I went to see “The Fault in Our Stars” last night with my eleven year old daughter and her best friend. We’d all read the book and agreed that the movie is an excellent interpretation of the wonderful “young adult” novel by John Green. It was the second time for my daughter Grace, who had already seen it with her father, and I was particularly interested to go after hearing them report that the audience’s reactions made as much of an impression on them as the movie.
Apparently when Grace went with Dave there was a group of teenage girls seated behind them who cried loudly throughout the film. They said one girl kept bawling all the way through the credits. Dave’s theory was that kids today don’t get many opportunities to feel powerful emotions because they live over-protected, over-mediated lives. My theory, upon hearing their account, was that perhaps the girl who couldn’t stop crying was studying to be an actress, or had a personal experience that made her especially sensitive. Grace’s theory was that the girls were competing to see who could cry the hardest.
“Get your tissues out!” The usher announced as we sat down and the movie was about to start. It was as if we were getting on a ride at an amusement park and he was warning us we might get wet. It was strange because everybody laughed when he said it. I often cry in movies, but I am accustomed to that show of emotion being private as I sit in the dark theater and I’m certainly not used to being warned about it. I felt almost violated by the assumption that we would all cry and it actually made me determined not to! (I would show him.)
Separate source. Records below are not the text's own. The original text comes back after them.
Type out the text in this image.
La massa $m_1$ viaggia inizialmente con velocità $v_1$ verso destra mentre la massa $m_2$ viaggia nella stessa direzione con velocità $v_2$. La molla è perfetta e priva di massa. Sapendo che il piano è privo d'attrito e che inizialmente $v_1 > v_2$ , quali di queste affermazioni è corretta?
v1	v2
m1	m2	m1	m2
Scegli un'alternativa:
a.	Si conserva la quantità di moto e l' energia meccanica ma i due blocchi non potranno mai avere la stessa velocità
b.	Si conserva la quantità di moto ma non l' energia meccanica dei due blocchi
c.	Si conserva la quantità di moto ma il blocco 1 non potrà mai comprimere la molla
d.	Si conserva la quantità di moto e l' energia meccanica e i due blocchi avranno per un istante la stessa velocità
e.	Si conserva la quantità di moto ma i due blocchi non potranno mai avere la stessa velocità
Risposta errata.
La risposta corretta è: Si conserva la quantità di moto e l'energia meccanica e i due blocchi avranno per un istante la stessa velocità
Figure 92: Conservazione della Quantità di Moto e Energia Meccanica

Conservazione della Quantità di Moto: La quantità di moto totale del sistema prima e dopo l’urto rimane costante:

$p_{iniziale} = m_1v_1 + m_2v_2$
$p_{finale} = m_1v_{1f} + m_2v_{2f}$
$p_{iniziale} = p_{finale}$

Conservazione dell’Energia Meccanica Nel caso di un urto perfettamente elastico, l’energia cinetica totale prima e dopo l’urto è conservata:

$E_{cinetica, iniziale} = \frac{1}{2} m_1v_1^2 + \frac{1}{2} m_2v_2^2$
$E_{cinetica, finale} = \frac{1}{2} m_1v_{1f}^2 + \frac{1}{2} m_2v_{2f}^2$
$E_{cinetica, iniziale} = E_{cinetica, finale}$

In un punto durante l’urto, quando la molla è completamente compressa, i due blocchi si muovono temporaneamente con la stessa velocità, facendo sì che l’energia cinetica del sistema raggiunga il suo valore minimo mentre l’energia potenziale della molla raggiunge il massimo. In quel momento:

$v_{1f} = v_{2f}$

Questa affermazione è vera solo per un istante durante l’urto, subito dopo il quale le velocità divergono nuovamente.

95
There is no denying the movie is a tear jerker, but it’s also a great story about two teenagers who both have cancer. I liked it because it’s all about my favorite topics, love and death, and it handles them well. It’s not sappy and it lacks a triumphant Hollywood ending, which is always refreshing. I wanted to scream out at the usher and his warnings, “This is not just about feeling sad! It’s about living life!”
Of course I did cry and so did many of the young women around us. Grace and her friend did not. Maybe they’re just a little too young to have emotions around heart break yet, or maybe they were too embarrassed to cry in public or in front of each other. But they were fascinated by all the older girls crying around us and I was too. I thought Grace’s assessment was correct. It was a sort of emotional competition. In the hallway outside the theater a cluster of mothers and teenage daughters stood comparing notes.
“I cried the whole time!”
“I only cried at the end.”
“Marissa cried so hard she got my sleeve wet!”
They were laughing, still wiping their eyes and running to the bathroom to fix their makeup. It made me wonder if this is a trend. Does the popularity of The Fault in Our Stars mean we are in for a slew of sad stories spilling out from Hollywood? Is it a reflection of the collective fear we have around cancer, with an outlet (all the crying) attached?
In any case I’d say that’s good. It’s good for sad to be cool for a change. And it’s good to have open conversations about cancer and young people dying. We have so much shame in our culture about cancer, crying and death and maybe this means we are ready to change that. We are ready to cry in front of others and be proud. On the other I wonder if it is just a show. If those girls were trying to prove to each other that they are real or deep or something like that. I wonder if the movie makers are trying to prove they can deal with serious subjects and still make money. Either way, I’m all for it.